Volviendo la vista atrás, es fácil imaginar cuando el 12 de Agosto de 1887, en Mieres del Camino, el Rey Alfonso XII cortaba la cinta que abría la carretera de la estación, que iba desde la Carretera de Castilla a la altura de la mina El Peñón, hasta orillas del Caudal donde se levantaba al otro lado del río, la estación de ferrocarril de la línea León-Gijón; esta carretera será antecedente del ensanche de Mieres y comenzará a trazar la cuadrícula perfecta de la ciudad, si bien es cierto que se vería amarrada durante muchos años por el cinturón de hierro que la rodearía, y que se extendería a otras partes del Concejo: es imprescindible recordar al ferrocarril vasco-asturiano en plena villa y las vías de los trenillos mineros como el que llegaba al Pozo Barreo o el más popular de todos, que atravesaba la calle de la Estación. En esa calle se asentaría la burguesía comercial y empresarial de la época. El proceso industrializador lo estaba impulsando el capital extranjero –inglés y francés- pero también vasco y catalán. Si hubiera que concretizarlo en algunas figuras, yo mencionaría a Numa Guilhou, Claudio López Bru y Vicente Fernández Blanco y su saga.
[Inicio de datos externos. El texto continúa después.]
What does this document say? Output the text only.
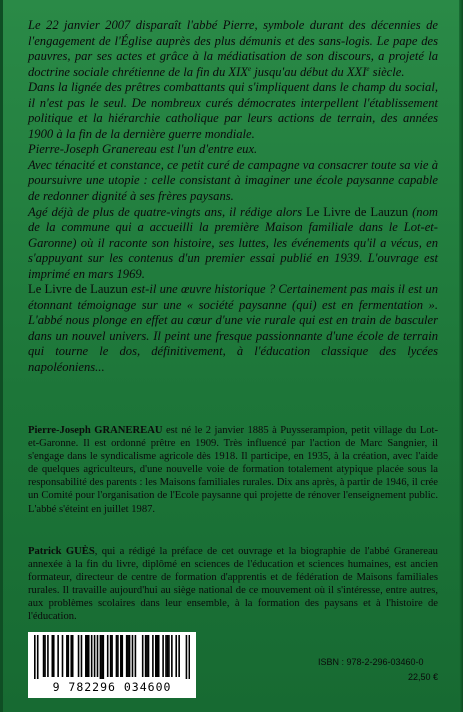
Le 22 janvier 2007 disparaît l'abbé Pierre, symbole durant des décennies de l'engagement de l'Église auprès des plus démunis et des sans-logis. Le pape des pauvres, par ses actes et grâce à la médiatisation de son discours, a projeté la doctrine sociale chrétienne de la fin du XIXe jusqu'au début du XXIe siècle.

Dans la lignée des prêtres combattants qui s'impliquent dans le champ du social, il n'est pas le seul. De nombreux curés démocrates interpellent l'établissement politique et la hiérarchie catholique par leurs actions de terrain, des années 1900 à la fin de la dernière guerre mondiale.

Pierre-Joseph Granereau est l'un d'entre eux.

Avec ténacité et constance, ce petit curé de campagne va consacrer toute sa vie à poursuivre une utopie : celle consistant à imaginer une école paysanne capable de redonner dignité à ses frères paysans.

Agé déjà de plus de quatre-vingts ans, il rédige alors Le Livre de Lauzun (nom de la commune qui a accueilli la première Maison familiale dans le Lot-et-Garonne) où il raconte son histoire, ses luttes, les événements qu'il a vécus, en s'appuyant sur les contenus d'un premier essai publié en 1939. L'ouvrage est imprimé en mars 1969.

Le Livre de Lauzun est-il une œuvre historique ? Certainement pas mais il est un étonnant témoignage sur une « société paysanne (qui) est en fermentation ». L'abbé nous plonge en effet au cœur d'une vie rurale qui est en train de basculer dans un nouvel univers. Il peint une fresque passionnante d'une école de terrain qui tourne le dos, définitivement, à l'éducation classique des lycées napoléoniens...

Pierre-Joseph GRANEREAU est né le 2 janvier 1885 à Puysserampion, petit village du Lot-et-Garonne. Il est ordonné prêtre en 1909. Très influencé par l'action de Marc Sangnier, il s'engage dans le syndicalisme agricole dès 1918. Il participe, en 1935, à la création, avec l'aide de quelques agriculteurs, d'une nouvelle voie de formation totalement atypique placée sous la responsabilité des parents : les Maisons familiales rurales. Dix ans après, à partir de 1946, il crée un Comité pour l'organisation de l'Ecole paysanne qui projette de rénover l'enseignement public. L'abbé s'éteint en juillet 1987.
Patrick GUÈS, qui a rédigé la préface de cet ouvrage et la biographie de l'abbé Granereau annexée à la fin du livre, diplômé en sciences de l'éducation et sciences humaines, est ancien formateur, directeur de centre de formation d'apprentis et de fédération de Maisons familiales rurales. Il travaille aujourd'hui au siège national de ce mouvement où il s'intéresse, entre autres, aux problèmes scolaires dans leur ensemble, à la formation des paysans et à l'histoire de l'éducation.
9 782296 034600
ISBN : 978-2-296-03460-0
22,50 €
Numa Guilhou, nace a principios del siglo XIX en Francia, pero es una figura de la que se conoce muy poco hasta su llegada a Asturias; protestante, probablemente masón, fue lo que en términos paternalistas se llamó un capitán de la industria y desde luego un empresario con visión de futuro, que transformó una industria ruinosa en una siderurgia moderna. Al frente de Fábrica de Mieres impulsó uno de los procesos más interesantes de industrialización en Asturias y vivió por y para su empresa, integrándose en la tierra que le había acogido no sólo en el ámbito económico sino también en el ámbito social y político. No vería nacer el siglo XX, ya que falleció en 1890 a los 73 años, pero Fábrica de Mieres se convertiría a lo largo de la nueva centuria en una empresa emblemática para el Concejo. Buena prueba del carácter de Don Numa y de su prestigio, fue que dada su religión, no se hizo enterrar en el cementerio católico, sino que se preparó su último reposo en una pequeña ladera frente a Fábrica de Mieres.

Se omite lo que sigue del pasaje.